Lighting The Glorious Flame of Your Business

I know I keep harking back to that Summer.

The Summer of 2012.
The London Olympics.

But those emotional days had such an impact on our family.

Our youngest daughter, Briony, dancing in the Opening Ceremony.
Our eldest daugther, Lauren, working in the Athletes Village.
My wife, Wendy, exuberant, even though her weakened heart forced her into a wheelchair from time to time.

Today, I think back to the spectacle of the Olympic flame…
Carried by a local(ish) sportsman within 100 yards (metres?) of our home.

the whole town stopped its routine - its daily doings - to line the streets.
And we didn’t mind how long we waited.
Nor how quickly the anticipated moment passed.
As long as we saw it.

The Runner and The Flame.

It was then that it struck me what I was really witnessing.
We were cheering The Runner.
But, the truth was, we were rejoicing over the spectacle of The Eternal Flame.
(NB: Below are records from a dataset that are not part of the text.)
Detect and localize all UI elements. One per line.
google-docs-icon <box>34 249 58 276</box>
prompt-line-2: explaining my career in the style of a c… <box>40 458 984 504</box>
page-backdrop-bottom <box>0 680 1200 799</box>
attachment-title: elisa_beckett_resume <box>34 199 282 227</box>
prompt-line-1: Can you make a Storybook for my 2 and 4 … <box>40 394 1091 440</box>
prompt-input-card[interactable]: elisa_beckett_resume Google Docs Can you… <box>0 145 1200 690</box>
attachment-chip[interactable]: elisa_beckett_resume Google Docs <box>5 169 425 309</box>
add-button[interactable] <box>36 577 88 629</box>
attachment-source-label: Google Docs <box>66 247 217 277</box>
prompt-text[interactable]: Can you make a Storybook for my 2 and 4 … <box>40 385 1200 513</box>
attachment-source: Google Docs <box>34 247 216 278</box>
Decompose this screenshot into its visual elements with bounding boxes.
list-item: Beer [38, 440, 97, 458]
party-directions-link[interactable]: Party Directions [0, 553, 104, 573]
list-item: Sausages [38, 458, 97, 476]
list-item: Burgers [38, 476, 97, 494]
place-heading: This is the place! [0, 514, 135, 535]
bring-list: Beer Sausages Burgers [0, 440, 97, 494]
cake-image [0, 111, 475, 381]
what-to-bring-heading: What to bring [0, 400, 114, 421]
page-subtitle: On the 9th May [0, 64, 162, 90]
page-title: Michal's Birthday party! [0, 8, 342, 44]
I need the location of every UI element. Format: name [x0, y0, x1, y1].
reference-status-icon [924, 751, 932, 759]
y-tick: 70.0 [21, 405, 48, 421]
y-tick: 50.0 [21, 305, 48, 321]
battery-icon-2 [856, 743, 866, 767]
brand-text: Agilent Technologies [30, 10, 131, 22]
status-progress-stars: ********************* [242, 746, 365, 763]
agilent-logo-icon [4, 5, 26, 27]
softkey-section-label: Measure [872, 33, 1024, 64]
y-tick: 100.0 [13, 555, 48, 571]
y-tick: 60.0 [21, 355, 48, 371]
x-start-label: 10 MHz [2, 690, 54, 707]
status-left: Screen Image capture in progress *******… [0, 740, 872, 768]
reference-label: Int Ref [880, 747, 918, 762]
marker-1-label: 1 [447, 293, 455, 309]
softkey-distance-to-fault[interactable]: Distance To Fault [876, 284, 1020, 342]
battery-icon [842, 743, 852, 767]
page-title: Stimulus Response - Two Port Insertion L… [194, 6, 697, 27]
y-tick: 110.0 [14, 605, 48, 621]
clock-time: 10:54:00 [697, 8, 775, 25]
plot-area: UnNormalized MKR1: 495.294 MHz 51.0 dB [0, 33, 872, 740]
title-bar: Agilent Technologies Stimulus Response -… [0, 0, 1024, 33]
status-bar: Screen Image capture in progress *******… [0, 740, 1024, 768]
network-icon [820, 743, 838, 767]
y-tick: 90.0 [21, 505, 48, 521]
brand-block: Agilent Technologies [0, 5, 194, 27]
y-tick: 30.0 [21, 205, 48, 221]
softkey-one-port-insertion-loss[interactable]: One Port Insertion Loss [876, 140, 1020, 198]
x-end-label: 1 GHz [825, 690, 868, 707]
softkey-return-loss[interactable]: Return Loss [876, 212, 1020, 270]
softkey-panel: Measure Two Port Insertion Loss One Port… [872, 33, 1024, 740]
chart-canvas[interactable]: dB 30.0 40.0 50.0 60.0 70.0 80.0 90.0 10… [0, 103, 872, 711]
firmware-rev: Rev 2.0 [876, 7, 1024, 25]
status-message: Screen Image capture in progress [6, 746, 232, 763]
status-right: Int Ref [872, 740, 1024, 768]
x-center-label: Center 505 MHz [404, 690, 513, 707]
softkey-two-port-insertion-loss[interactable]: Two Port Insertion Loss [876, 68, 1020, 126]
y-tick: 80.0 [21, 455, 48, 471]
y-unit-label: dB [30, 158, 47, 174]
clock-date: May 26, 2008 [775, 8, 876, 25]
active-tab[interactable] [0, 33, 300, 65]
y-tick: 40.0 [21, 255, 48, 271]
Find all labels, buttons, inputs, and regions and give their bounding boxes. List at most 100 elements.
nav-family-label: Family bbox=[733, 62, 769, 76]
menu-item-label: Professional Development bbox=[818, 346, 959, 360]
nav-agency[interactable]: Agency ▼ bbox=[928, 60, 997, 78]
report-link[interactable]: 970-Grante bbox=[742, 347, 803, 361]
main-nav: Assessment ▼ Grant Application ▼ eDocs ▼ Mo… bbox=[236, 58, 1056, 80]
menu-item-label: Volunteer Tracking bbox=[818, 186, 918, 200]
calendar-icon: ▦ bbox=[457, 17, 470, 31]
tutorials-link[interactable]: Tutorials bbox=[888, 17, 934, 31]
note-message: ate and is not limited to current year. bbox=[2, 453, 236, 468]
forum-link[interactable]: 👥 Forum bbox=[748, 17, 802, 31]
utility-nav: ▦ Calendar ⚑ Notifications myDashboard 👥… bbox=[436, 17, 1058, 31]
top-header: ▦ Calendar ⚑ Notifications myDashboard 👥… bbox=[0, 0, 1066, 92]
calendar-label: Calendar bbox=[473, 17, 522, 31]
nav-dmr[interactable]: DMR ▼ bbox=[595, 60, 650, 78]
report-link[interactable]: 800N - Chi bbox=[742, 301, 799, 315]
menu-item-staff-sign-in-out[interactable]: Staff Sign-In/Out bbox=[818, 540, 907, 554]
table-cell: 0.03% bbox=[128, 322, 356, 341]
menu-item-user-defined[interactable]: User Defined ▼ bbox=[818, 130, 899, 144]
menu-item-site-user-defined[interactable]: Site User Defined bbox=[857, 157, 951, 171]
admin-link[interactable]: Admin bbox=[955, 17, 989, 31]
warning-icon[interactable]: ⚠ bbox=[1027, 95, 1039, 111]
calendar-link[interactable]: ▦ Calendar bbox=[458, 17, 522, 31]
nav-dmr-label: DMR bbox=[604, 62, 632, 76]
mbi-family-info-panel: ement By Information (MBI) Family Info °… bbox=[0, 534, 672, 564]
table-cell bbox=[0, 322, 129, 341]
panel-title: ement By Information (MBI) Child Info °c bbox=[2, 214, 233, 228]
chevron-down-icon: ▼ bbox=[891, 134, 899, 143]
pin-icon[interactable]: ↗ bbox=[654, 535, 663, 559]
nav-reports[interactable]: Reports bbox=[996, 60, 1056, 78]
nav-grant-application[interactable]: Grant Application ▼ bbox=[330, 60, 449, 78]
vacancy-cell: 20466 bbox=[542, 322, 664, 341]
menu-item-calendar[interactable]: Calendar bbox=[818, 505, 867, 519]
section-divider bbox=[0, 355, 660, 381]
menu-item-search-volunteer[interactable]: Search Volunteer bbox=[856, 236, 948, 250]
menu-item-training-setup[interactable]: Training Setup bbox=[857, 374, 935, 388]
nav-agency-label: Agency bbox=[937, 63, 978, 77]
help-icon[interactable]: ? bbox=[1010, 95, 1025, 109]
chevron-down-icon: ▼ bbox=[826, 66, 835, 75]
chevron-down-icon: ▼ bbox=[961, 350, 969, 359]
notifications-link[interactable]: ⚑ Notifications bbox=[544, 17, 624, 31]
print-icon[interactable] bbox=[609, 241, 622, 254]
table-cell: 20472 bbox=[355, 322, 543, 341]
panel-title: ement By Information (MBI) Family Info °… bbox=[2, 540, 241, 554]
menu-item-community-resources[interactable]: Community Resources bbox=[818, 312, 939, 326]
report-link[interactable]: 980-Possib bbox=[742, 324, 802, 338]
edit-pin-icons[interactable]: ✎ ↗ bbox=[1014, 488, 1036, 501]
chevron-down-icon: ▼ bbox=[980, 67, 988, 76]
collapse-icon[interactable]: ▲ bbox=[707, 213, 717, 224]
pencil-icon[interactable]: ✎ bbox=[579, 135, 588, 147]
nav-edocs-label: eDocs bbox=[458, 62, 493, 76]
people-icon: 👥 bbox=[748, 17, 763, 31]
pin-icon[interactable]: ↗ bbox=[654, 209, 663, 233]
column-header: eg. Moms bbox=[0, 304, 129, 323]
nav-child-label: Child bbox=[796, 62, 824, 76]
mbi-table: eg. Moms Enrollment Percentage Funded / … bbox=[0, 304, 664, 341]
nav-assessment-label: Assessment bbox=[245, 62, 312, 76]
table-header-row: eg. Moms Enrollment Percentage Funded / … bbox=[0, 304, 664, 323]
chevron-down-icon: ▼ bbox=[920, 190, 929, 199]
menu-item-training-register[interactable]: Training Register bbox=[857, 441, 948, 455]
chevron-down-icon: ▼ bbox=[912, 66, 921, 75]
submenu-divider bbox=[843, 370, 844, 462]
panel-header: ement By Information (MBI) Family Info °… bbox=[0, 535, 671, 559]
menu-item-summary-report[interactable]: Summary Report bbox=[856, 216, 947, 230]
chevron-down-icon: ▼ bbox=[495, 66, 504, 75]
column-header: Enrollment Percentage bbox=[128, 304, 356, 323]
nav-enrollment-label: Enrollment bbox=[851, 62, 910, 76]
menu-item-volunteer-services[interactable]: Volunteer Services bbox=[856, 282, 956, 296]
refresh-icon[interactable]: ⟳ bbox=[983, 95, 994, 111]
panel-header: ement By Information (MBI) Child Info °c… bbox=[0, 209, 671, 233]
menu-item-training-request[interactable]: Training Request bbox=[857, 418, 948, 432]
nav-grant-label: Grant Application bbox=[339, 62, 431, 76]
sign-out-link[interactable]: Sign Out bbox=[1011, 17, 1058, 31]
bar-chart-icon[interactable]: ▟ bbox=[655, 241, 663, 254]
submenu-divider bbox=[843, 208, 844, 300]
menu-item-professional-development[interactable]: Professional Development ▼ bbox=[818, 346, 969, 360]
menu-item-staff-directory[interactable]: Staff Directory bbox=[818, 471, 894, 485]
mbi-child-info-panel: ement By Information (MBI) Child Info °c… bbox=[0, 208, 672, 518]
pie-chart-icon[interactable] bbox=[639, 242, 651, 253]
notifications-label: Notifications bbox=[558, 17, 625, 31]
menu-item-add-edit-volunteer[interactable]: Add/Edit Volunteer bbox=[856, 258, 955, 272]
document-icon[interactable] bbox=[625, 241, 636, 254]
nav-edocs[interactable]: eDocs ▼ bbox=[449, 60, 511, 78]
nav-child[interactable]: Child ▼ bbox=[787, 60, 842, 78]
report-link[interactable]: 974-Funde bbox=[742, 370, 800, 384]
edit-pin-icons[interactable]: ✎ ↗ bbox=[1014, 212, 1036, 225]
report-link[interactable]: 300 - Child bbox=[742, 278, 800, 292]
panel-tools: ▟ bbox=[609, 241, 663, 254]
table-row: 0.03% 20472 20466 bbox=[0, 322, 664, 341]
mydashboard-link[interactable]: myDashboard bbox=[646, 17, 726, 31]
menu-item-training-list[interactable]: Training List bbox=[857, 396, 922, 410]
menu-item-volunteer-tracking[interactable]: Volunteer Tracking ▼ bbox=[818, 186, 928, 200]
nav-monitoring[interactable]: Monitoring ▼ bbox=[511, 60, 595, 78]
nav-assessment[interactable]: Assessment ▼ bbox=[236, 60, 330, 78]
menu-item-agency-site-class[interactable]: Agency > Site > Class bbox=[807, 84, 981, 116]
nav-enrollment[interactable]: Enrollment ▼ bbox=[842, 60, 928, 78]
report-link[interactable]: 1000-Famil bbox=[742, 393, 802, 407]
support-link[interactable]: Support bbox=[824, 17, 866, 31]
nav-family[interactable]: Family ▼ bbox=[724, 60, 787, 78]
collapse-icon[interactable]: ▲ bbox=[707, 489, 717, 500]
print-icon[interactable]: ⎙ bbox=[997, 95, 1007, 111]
The Flame that would burn gloriously throughout the Games… watched by the whole world.

And I realised then the connection between The Flame… and what I had been teaching in our MasterClasses.

I had been showing our clients the journey they needed to take, to move from:

  • An Apprentice, to…

  • A Craftsman, to…

  • A Master at their craft

The concepts were developed in Medieval Europe by the trade guilds:

  • Obviously the Apprentice was the boy who was learning his craft.

  • The Craftsman (known by the french term ‘Journeyman’ or ‘Journeeman’) was capable of earning his daily (journee) bread.

  • But the Master had the most demanding weight on their shoulders:

Yes, they owned the business, and were The Man

Yes, they had to prove to the Guild that they could create work which was Masterful (‘masterpeice’)

But they also had to prove that they could develop the next generation of Craftsmen and Masters
A generation capable of taking the Craft and the Guild into the future.

In other words… they were judged on their ability to pass the Flame of their Craft on.
They had to show that they could teach brilliantly.

That was the price of Guild membership.

And what my experience of watching the Olympic Flame had taught me, yet again, was this…

It’s The Flame - not The Runner - that truly matters.

And so it is in our business.

  • We might think that we’re ‘The Man’ (or ‘Woman’)

  • We might point to our accolades, our awards, our revenue successes… our possessions

  • But we’re only Masterful, when we are so superb at our Craft that… we can pass it on.
    Teach it to the next generation.

We never become Masters in our profession - in anything…
Until we stop making it… all about US.

Because it’s The Flame - not The Runner - that truly matters in the long run.